ASEAN melewatkan kesempatan penting untuk menunjukkan komitmen lingkungan hidup yang nyata, padahal blok ini bisa saja menjadi pionir di belahan bumi selatan yang mengoperasionalkan resolusi Majelis Umum PBB tahun 2022 tentang hak atas lingkungan yang bersih, sehat, dan berkelanjutan. Bukannya menetapkan standar regional dan perlindungan bagi para pejuang lingkungan hidup, isi deklarasi ini malah mengesampingkan tanggung jawab perusahaan untuk menegakkan hak-hak lingkungan dan kebutuhan untuk mengatasi permasalahan lingkungan yang bersifat lintas batas (transboundary).

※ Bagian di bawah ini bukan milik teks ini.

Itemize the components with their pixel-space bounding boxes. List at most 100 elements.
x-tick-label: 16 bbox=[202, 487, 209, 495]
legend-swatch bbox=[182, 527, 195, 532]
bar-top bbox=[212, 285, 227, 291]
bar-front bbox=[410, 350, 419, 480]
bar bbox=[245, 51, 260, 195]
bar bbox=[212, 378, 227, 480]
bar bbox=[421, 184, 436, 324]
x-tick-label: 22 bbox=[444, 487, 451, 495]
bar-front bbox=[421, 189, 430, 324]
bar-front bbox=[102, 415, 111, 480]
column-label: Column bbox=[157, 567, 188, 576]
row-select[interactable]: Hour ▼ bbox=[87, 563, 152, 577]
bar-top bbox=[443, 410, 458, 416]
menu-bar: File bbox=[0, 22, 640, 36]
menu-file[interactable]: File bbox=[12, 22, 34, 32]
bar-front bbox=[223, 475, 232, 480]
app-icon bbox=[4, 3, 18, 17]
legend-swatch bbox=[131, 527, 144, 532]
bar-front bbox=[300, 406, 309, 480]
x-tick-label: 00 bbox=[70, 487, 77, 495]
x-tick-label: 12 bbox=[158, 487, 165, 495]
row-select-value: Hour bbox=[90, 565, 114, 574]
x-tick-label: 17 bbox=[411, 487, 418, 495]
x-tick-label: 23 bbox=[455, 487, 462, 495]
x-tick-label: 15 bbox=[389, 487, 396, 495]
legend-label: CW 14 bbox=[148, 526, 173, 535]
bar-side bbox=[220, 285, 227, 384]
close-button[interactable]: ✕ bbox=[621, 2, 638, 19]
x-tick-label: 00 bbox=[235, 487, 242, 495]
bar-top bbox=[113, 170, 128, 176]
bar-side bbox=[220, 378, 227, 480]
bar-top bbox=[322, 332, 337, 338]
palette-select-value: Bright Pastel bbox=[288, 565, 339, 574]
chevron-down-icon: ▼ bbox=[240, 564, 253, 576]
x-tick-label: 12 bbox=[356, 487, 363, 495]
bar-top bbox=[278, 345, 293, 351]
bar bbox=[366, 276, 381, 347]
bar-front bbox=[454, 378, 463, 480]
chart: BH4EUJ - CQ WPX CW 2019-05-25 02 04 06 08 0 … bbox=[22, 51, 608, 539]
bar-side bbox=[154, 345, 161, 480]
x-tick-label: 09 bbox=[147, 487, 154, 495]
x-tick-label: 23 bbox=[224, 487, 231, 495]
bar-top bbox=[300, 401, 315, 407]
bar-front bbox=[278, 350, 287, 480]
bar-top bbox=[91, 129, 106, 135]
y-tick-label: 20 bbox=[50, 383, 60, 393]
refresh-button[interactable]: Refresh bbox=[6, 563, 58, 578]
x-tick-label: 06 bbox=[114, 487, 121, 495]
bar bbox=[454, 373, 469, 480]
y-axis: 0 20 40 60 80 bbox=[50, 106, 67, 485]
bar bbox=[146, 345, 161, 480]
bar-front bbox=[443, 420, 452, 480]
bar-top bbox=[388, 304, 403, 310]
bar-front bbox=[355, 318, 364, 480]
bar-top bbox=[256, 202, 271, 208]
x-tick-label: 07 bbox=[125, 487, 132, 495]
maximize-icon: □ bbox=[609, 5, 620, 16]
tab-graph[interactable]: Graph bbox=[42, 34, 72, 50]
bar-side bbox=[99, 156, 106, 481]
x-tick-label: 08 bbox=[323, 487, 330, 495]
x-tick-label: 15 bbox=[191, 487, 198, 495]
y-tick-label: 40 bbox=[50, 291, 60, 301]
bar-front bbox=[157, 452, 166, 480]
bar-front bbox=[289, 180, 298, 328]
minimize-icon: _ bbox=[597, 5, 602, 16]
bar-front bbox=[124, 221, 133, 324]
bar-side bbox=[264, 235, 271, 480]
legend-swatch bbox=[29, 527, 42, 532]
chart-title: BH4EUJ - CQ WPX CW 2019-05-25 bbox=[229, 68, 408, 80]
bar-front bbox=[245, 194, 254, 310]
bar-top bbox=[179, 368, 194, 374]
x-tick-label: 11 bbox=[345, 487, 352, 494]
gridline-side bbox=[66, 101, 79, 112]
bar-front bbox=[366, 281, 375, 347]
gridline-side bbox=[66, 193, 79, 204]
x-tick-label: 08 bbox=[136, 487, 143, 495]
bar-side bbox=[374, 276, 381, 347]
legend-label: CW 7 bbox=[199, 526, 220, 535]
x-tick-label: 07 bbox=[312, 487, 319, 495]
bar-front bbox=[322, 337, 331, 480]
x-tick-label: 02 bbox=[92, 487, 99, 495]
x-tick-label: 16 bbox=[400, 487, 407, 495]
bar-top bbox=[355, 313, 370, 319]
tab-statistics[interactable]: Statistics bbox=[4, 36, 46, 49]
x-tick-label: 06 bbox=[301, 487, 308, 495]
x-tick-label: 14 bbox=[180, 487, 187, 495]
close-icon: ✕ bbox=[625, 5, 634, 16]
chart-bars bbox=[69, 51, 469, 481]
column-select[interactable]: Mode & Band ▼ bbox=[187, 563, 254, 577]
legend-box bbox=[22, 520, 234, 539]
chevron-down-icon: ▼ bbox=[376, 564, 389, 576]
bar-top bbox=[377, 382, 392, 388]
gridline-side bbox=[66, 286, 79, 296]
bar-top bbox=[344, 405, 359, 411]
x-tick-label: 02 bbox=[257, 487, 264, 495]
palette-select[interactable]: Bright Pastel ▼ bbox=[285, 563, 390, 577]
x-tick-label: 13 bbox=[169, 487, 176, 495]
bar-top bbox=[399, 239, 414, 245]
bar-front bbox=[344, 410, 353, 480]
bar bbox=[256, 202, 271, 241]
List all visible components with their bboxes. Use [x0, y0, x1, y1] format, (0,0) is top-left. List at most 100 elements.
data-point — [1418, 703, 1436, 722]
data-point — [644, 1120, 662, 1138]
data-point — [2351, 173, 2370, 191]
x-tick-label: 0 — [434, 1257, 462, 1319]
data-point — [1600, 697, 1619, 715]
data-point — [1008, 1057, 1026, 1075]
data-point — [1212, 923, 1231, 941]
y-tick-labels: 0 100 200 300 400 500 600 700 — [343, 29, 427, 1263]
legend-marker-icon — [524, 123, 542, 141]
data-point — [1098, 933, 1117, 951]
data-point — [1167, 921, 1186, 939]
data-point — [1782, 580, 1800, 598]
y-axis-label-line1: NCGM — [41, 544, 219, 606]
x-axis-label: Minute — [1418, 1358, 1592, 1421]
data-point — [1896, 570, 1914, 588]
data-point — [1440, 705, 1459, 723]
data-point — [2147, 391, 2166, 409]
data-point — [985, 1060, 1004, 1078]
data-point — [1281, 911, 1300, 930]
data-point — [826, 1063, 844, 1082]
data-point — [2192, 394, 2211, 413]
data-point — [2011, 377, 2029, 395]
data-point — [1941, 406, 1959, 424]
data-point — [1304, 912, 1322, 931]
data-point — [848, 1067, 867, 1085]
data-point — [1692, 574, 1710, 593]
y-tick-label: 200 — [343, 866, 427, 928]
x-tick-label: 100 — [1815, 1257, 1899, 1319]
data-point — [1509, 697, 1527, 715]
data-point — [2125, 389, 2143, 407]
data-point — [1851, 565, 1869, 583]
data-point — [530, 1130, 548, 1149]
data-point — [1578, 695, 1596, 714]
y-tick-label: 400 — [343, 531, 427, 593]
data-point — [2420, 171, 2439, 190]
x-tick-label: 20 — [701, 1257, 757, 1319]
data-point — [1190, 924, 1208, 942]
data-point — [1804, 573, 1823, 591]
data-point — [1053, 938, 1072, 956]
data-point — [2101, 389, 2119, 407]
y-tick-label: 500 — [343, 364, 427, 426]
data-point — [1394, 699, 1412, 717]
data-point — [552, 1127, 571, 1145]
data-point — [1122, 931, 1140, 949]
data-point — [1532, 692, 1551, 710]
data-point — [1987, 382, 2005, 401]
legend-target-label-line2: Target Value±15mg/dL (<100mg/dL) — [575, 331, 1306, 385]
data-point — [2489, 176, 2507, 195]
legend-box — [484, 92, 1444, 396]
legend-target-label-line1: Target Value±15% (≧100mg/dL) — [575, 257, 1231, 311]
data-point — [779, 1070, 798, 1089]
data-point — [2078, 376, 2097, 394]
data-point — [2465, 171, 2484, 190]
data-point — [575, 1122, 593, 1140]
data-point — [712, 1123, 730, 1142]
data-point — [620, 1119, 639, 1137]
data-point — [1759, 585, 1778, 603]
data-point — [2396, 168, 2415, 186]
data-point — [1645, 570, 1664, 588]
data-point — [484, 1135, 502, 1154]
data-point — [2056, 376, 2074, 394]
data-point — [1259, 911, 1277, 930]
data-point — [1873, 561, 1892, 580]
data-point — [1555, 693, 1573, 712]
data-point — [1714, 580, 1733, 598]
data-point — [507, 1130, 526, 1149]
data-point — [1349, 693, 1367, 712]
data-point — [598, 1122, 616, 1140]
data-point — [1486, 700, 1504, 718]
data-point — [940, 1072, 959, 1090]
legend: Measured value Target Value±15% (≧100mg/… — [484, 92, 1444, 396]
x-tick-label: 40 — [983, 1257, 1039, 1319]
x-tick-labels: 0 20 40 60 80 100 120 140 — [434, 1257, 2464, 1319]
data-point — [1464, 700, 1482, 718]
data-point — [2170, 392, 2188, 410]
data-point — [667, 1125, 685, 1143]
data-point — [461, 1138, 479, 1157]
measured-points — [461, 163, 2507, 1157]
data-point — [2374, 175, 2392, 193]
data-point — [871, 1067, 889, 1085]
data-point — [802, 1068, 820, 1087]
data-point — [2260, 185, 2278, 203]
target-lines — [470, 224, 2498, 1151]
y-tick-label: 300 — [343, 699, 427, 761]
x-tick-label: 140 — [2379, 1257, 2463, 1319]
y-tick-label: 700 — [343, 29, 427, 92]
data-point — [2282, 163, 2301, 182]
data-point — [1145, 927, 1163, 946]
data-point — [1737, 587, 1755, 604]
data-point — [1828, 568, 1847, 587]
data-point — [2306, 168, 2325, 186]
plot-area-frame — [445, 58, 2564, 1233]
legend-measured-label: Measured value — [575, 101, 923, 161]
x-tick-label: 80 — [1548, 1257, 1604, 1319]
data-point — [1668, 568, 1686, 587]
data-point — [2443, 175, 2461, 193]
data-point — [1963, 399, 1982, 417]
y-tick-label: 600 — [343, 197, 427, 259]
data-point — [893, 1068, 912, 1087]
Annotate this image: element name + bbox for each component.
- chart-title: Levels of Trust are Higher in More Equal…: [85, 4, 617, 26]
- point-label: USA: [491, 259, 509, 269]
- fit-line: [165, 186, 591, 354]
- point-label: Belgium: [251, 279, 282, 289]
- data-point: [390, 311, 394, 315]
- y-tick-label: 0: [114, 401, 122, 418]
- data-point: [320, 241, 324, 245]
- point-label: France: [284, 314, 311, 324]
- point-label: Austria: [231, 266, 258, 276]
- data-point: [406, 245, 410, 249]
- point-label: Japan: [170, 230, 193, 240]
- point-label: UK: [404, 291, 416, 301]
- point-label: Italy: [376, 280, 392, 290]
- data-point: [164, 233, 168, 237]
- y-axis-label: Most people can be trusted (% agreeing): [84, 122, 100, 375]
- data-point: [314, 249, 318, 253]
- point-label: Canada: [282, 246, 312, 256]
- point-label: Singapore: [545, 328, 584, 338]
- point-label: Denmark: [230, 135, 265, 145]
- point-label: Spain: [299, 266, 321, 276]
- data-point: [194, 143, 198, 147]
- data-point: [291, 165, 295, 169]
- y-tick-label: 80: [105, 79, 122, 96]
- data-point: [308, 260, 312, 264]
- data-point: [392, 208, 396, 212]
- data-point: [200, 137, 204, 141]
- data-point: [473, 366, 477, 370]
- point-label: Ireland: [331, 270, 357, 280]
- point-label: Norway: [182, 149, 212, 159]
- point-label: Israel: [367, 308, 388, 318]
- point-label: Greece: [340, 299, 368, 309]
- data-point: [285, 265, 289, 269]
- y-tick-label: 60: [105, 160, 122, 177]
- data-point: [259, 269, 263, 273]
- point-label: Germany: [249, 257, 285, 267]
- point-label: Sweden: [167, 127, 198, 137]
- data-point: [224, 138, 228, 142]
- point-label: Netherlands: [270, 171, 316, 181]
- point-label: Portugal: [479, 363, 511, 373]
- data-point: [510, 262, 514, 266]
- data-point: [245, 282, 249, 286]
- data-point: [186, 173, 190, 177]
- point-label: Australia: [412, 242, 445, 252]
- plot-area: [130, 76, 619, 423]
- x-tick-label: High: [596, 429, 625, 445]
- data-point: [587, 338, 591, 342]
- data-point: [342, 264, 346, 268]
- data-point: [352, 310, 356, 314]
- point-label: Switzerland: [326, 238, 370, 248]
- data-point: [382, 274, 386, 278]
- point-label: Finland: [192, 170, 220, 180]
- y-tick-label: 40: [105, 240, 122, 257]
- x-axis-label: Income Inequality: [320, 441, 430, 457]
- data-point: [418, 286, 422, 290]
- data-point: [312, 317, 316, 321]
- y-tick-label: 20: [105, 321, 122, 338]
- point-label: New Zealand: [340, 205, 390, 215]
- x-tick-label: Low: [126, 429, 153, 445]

Heng Kiah Chun, Ketua Kampanye Greenpeace Malaysia, berpendapat bahwa deklarasi ini adalah kesempatan bagi ASEAN untuk mewujudkan aspirasi pemenuhan hak-hak lingkungan menjadi aksi nyata. “Untuk mencapai hal tersebut, ASEAN harus berani menghadapi kasus asap lintas batas, mengatasi hilangnya keanekaragaman hayati, dan menentang impunitas korporasi,” ucap Heng.
Pendapat Heng diamini oleh Sapta Ananda, Peneliti Senior Greenpeace Indonesia, yang juga menilai deklarasi ini kurang lengkap. “Mestinya deklarasi ini disertai dengan kewajiban dan langkah konkret untuk menuntaskan persoalan-persoalan regional yang terus datang dan akan berulang, seperti polusi udara dari kabut asap lintas batas dari kebakaran gambut. Salah satu langkah konkret yang bisa diambil untuk menjamin hak atas lingkungan hidup adalah dengan melindungi dan memulihkan gambut di Indonesia,” tegas Sapta.

Fajri Fadhillah, Ahli Strategi Kampanye Legal dan Politik Regional Greenpeace Asia Tenggara, melihat deklarasi ini dapat membawa harapan bagi negara-negara anggota ASEAN untuk menjadi yang terdepan dalam pemenuhan hak atas lingkungan. “Langkah pertama untuk mewujudkan harapan tersebut adalah meningkatkan akses bagi masyarakat rentan untuk berpartisipasi dalam pengembangan dan implementasi deklarasi. Hal ini juga harus tercermin dalam tindakan yang diambil oleh negara-negara anggota ASEAN dalam berbagai perjanjian lingkungan multilateral, seperti COP CBD, COP UNFCCC, dan pengembangan perjanjian plastik melalui INC,” terang Fajri.
Greenpeace mendesak para pemimpin ASEAN untuk memastikan Regional Plan of Action (RPA) yang tengah dikembangkan oleh Komisi Hak-Hak Asasi Manusia Antarnegara ASEAN (AICHR) bersama Pejabat Senior ASEAN untuk Lingkungan Hidup (ASOEN) dilakukan dengan menegakkan prinsip padiatapa dan pengakuan hak-hak Masyarakat Adat. Kurangnya transparansi, seperti yang terjadi dalam penyusunan deklarasi ini, tidak boleh terulang dalam implementasinya.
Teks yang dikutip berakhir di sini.